Pruttelende bestseller…

Pruttelende bestseller…

O, o, wat moesten sommige ‘autokenners’ in vroeger jaren toch lachen om die wagens uit het zgn. Oostblok van voor 1989. Volgens hun ‘kennis’ waren al die auto’s gemaakt van plastic en reden ze zonder uitzondering op tweetakt-benzine/oliemengsels. Nou dat was een grove misvatting. Wie hier regelmatig leest zal het zijn opgevallen dat al die ‘kennis’ niet klopte. Er was maar een auto met dit concept, de door het Oost-Duitse staatsbedrijf Sachsenring gebouwde Trabant. En die wagens werden niet zo maar van deze bouwwijze voorzien. Het was de enorme druk vanuit de communistische Sovjet-overheersing die maakte dat de meeste fabrikanten uit het vroegere Duitsland last kregen met de aanvoer van materialen als staal voor de auto-industrie.

Juist voor Sachsenring, ooit een erfopvolger voor het trotse Horch van voor de oorlog, was dit een ramp.
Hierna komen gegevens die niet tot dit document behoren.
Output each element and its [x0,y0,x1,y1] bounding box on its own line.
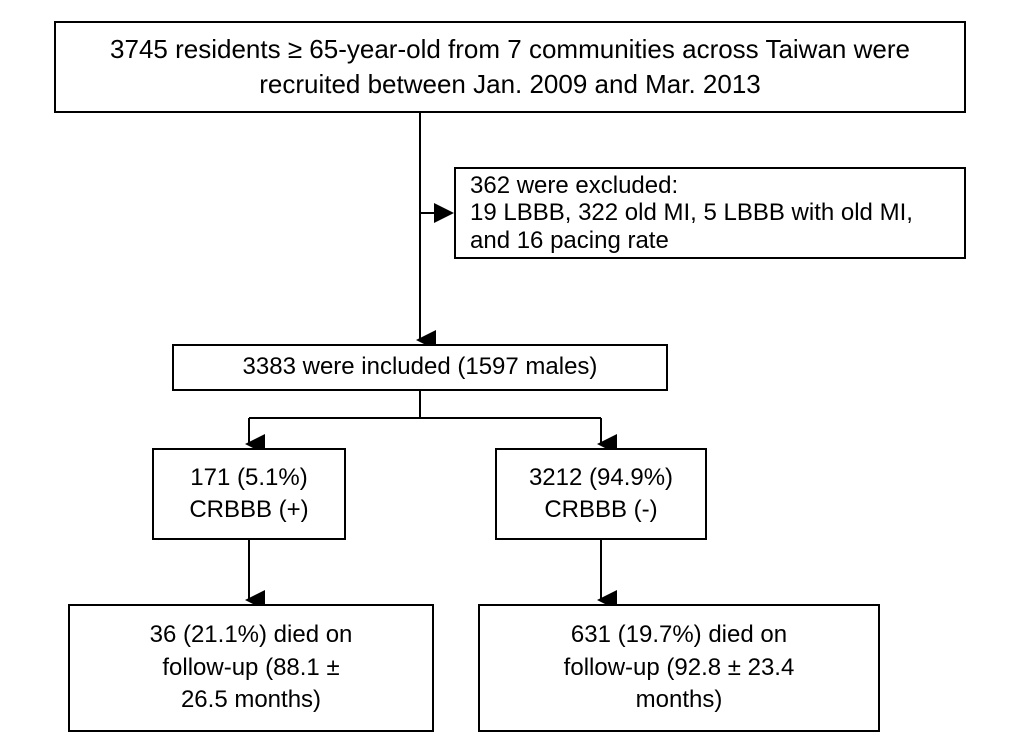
node-text: follow-up (92.8 ± 23.4 [564,652,795,684]
node-text: 631 (19.7%) died on [571,619,787,651]
node-text: 3383 were included (1597 males) [243,351,598,383]
node-text: and 16 pacing rate [470,227,669,255]
node-text: 19 LBBB, 322 old MI, 5 LBBB with old MI, [470,199,913,227]
node-text: CRBBB (+) [189,494,308,526]
node-included: 3383 were included (1597 males) [172,344,668,391]
node-text: 3745 residents ≥ 65-year-old from 7 comm… [110,32,910,67]
node-crbbb-positive: 171 (5.1%) CRBBB (+) [152,448,346,540]
node-recruit: 3745 residents ≥ 65-year-old from 7 comm… [54,21,966,113]
node-text: CRBBB (-) [544,494,657,526]
node-text: 36 (21.1%) died on [150,619,353,651]
node-excluded: 362 were excluded: 19 LBBB, 322 old MI, … [454,167,966,259]
node-text: months) [636,684,723,716]
node-died-negative: 631 (19.7%) died on follow-up (92.8 ± 23… [478,604,880,732]
node-text: recruited between Jan. 2009 and Mar. 201… [259,67,761,102]
node-died-positive: 36 (21.1%) died on follow-up (88.1 ± 26.… [68,604,434,732]
node-crbbb-negative: 3212 (94.9%) CRBBB (-) [495,448,707,540]
node-text: 26.5 months) [181,684,321,716]
flowchart-canvas: 3745 residents ≥ 65-year-old from 7 comm… [0,0,1020,754]
node-text: 171 (5.1%) [190,462,307,494]
node-text: 3212 (94.9%) [529,462,673,494]
node-text: 362 were excluded: [470,172,678,200]
node-text: follow-up (88.1 ± [162,652,339,684]
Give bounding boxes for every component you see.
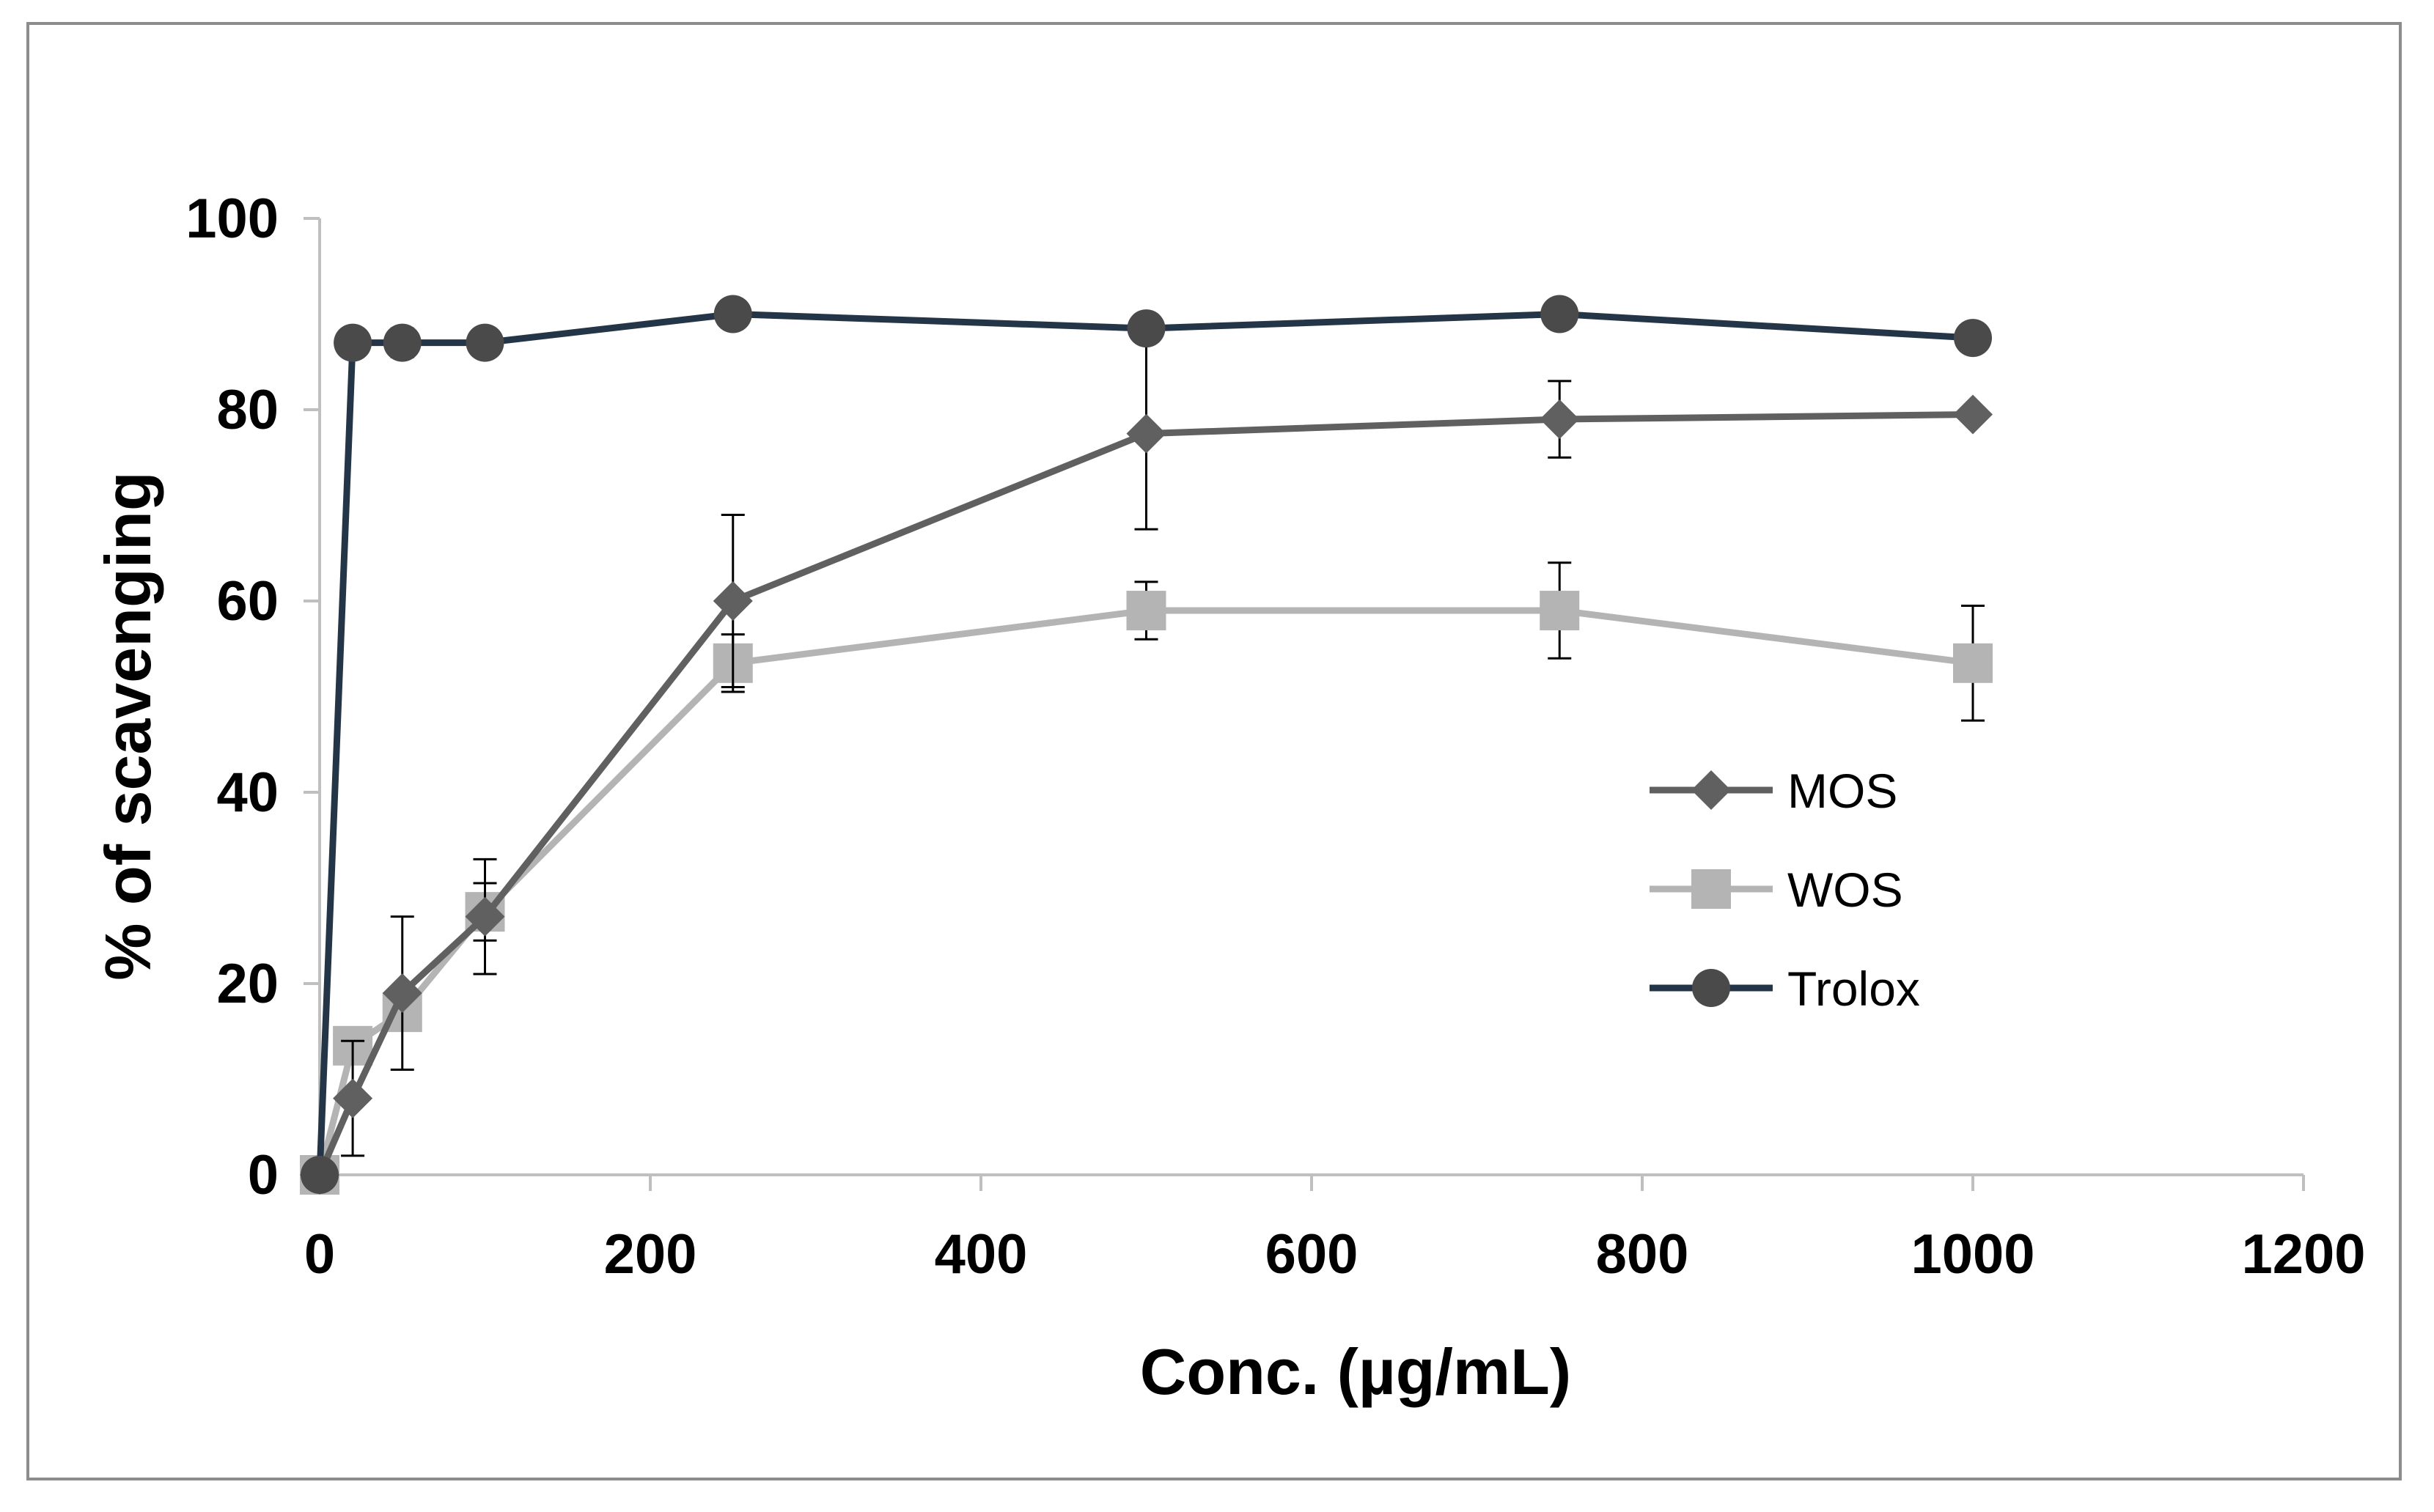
x-tick-label: 1200 (2241, 1223, 2365, 1286)
x-tick-label: 800 (1596, 1223, 1689, 1286)
legend-marker-mos (1691, 770, 1731, 810)
data-point-trolox (1954, 319, 1992, 358)
x-tick-label: 400 (935, 1223, 1028, 1286)
legend-label-mos: MOS (1787, 764, 1897, 818)
legend-label-trolox: Trolox (1787, 962, 1920, 1016)
y-tick-label: 100 (185, 188, 279, 250)
data-point-mos (333, 1078, 373, 1118)
axes (318, 218, 2304, 1176)
legend-item-wos: WOS (1650, 863, 1903, 917)
y-tick-label: 0 (248, 1144, 279, 1206)
data-point-mos (713, 581, 753, 621)
data-point-trolox (713, 295, 752, 333)
x-tick-label: 600 (1265, 1223, 1358, 1286)
data-point-trolox (1540, 295, 1579, 333)
series-wos (300, 561, 1993, 1195)
y-axis-title: % of scavenging (92, 471, 164, 980)
series-line-mos (316, 411, 1974, 1176)
data-point-mos (382, 973, 422, 1014)
series-trolox (301, 295, 1992, 1194)
legend-marker-trolox (1692, 969, 1730, 1007)
series-mos (300, 336, 1993, 1195)
x-tick-label: 1000 (1911, 1223, 2034, 1286)
data-point-mos (1540, 399, 1580, 440)
legend: MOS WOS Trolox (1650, 764, 1920, 1016)
legend-item-mos: MOS (1650, 764, 1897, 818)
data-point-trolox (466, 323, 504, 362)
legend-marker-wos (1691, 869, 1731, 909)
y-tick-label: 80 (216, 379, 279, 441)
data-point-wos (1953, 643, 1993, 683)
data-point-wos (1126, 591, 1166, 631)
series-layer (300, 295, 1993, 1195)
data-point-trolox (383, 323, 422, 362)
data-point-wos (1540, 591, 1580, 631)
y-tick-label: 60 (216, 570, 279, 633)
y-tick-label: 40 (216, 761, 279, 824)
data-point-trolox (301, 1156, 339, 1194)
y-tick-label: 20 (216, 953, 279, 1015)
data-point-mos (1126, 413, 1166, 454)
legend-item-trolox: Trolox (1650, 962, 1920, 1016)
data-point-trolox (1127, 309, 1166, 348)
data-point-trolox (334, 323, 372, 362)
chart-frame (26, 22, 2402, 1480)
x-tick-label: 200 (604, 1223, 697, 1286)
legend-label-wos: WOS (1787, 863, 1903, 917)
x-tick-label: 0 (304, 1223, 335, 1286)
x-axis-title: Conc. (µg/mL) (1140, 1335, 1571, 1408)
data-point-mos (1953, 394, 1993, 435)
data-point-mos (465, 896, 505, 937)
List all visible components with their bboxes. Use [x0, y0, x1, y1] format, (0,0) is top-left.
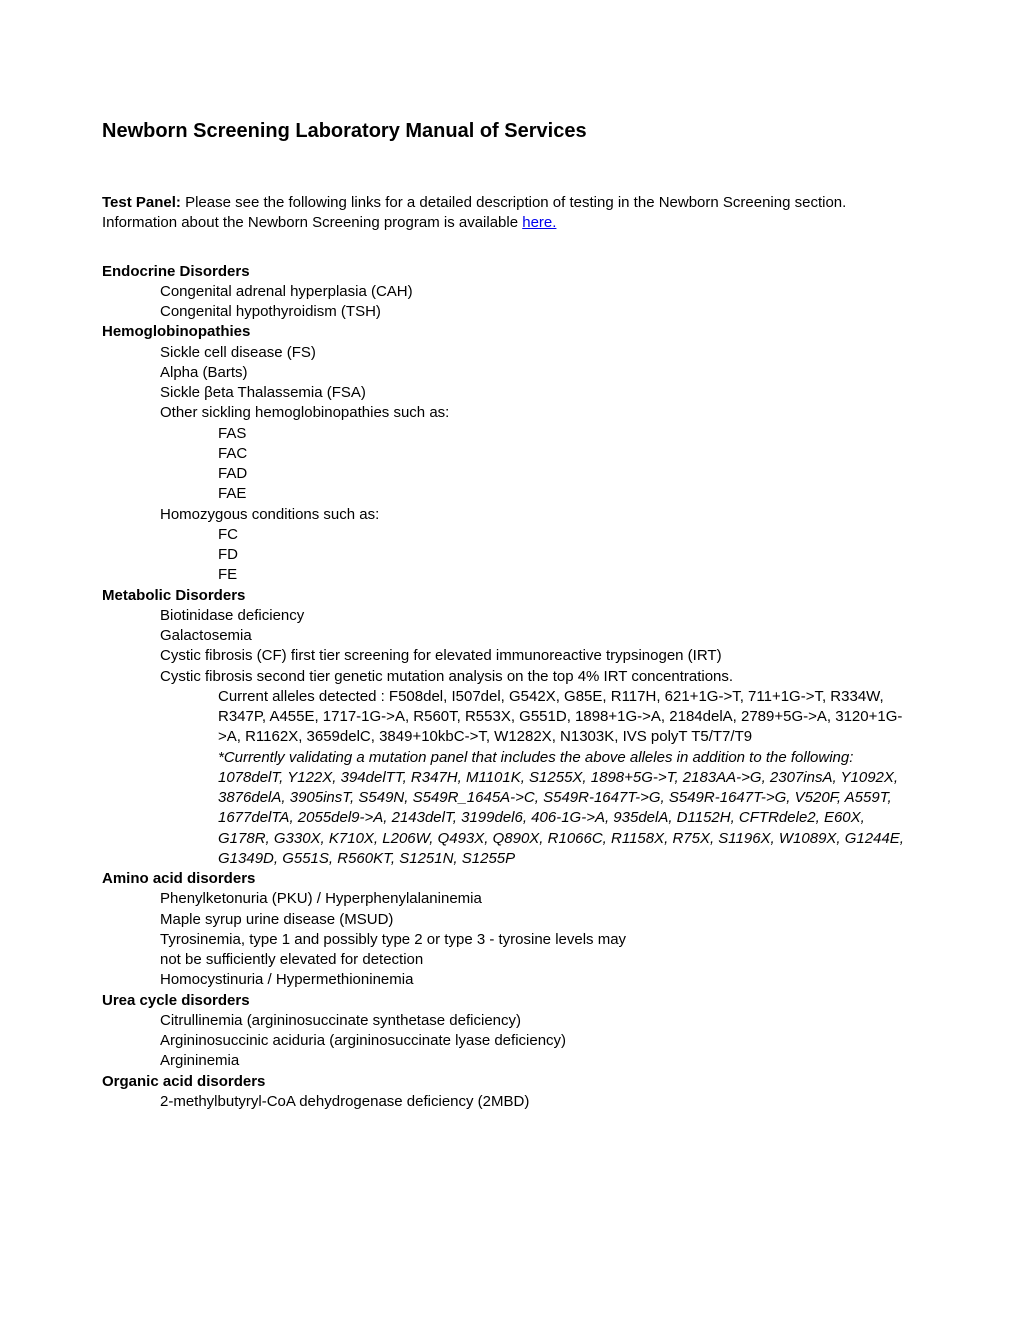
list-item: Argininemia	[102, 1051, 920, 1071]
page-title: Newborn Screening Laboratory Manual of S…	[102, 118, 920, 145]
list-item: Alpha (Barts)	[102, 363, 920, 383]
list-item: Congenital adrenal hyperplasia (CAH)	[102, 282, 920, 302]
section-head-hemoglobinopathies: Hemoglobinopathies	[102, 322, 920, 342]
list-item: Galactosemia	[102, 626, 920, 646]
list-item: Homozygous conditions such as:	[102, 505, 920, 525]
list-item: FAD	[102, 464, 920, 484]
intro-label: Test Panel:	[102, 194, 181, 211]
list-item: not be sufficiently elevated for detecti…	[102, 950, 920, 970]
list-item: FAS	[102, 424, 920, 444]
list-item: FAE	[102, 484, 920, 504]
section-head-endocrine: Endocrine Disorders	[102, 262, 920, 282]
list-item: Cystic fibrosis second tier genetic muta…	[102, 667, 920, 687]
list-item: *Currently validating a mutation panel t…	[102, 748, 920, 870]
list-item: Other sickling hemoglobinopathies such a…	[102, 403, 920, 423]
list-item: Citrullinemia (argininosuccinate synthet…	[102, 1011, 920, 1031]
list-item: Current alleles detected : F508del, I507…	[102, 687, 920, 748]
list-item: Maple syrup urine disease (MSUD)	[102, 910, 920, 930]
list-item: Biotinidase deficiency	[102, 606, 920, 626]
list-item: FC	[102, 525, 920, 545]
here-link[interactable]: here.	[522, 214, 556, 231]
list-item: FE	[102, 565, 920, 585]
list-item: Cystic fibrosis (CF) first tier screenin…	[102, 646, 920, 666]
intro-text: Please see the following links for a det…	[102, 194, 846, 231]
list-item: Homocystinuria / Hypermethioninemia	[102, 970, 920, 990]
list-item: FAC	[102, 444, 920, 464]
list-item: Sickle cell disease (FS)	[102, 343, 920, 363]
content: Endocrine Disorders Congenital adrenal h…	[102, 262, 920, 1113]
list-item: FD	[102, 545, 920, 565]
section-head-metabolic: Metabolic Disorders	[102, 586, 920, 606]
list-item: 2-methylbutyryl-CoA dehydrogenase defici…	[102, 1092, 920, 1112]
list-item: Phenylketonuria (PKU) / Hyperphenylalani…	[102, 889, 920, 909]
section-head-organic: Organic acid disorders	[102, 1072, 920, 1092]
intro-paragraph: Test Panel: Please see the following lin…	[102, 193, 920, 234]
list-item: Argininosuccinic aciduria (argininosucci…	[102, 1031, 920, 1051]
list-item: Tyrosinemia, type 1 and possibly type 2 …	[102, 930, 920, 950]
list-item: Congenital hypothyroidism (TSH)	[102, 302, 920, 322]
section-head-urea: Urea cycle disorders	[102, 991, 920, 1011]
list-item: Sickle βeta Thalassemia (FSA)	[102, 383, 920, 403]
section-head-amino: Amino acid disorders	[102, 869, 920, 889]
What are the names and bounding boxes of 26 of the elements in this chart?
Men wilde graag de massa-motorisering van de Volkskameraden verzorgen maar kreeg domweg niet de materialen om dat te doen. Dus greep men naar alternatieven. Slim als de Oost-Duitse ingenieurs waren ontwikkelde men toen Duraplast. In feite een mengsel van textielvezels uit de Sovjet-Unie, gedrenkt in harsen die men onttrok aan de eigen bruinkoolmijnen en perste dat goedje tot keiharde kunststof plaatwerk.

Omdat het spul niet zo hield van rondingen waren de eerste en latere Trabants veelal aardig rechthoekig van vorm. Men zette die kunststof platen op een frame van metaal en hout, en voegde er een oude DKW-tweetaktmotor aan toe die de voorwielen aandreef. De eerste wagens van dit type (P50 en later de 500) waren nog relatief simpel en grof gebouwd. Maar het concept werkte en de belangstelling voor de wagens was in eigen land oneindig groot. Zo groot zelfs dat de productie steeds verder werd opgevoerd. In 1964 verscheen de P601, de Trabant zoals we die nu nog steeds zo goed kennen. Met een tweecilinder van 594cc inhoud had je dan 23 (later 26) PK’s beschikbaar. Kon je net de 100km/u mee halen. Voor het Oosten van Europa meer dan genoeg. In onze streken waar de Trabi’s ook werden geimporteerd en verkocht was dat net te weinig.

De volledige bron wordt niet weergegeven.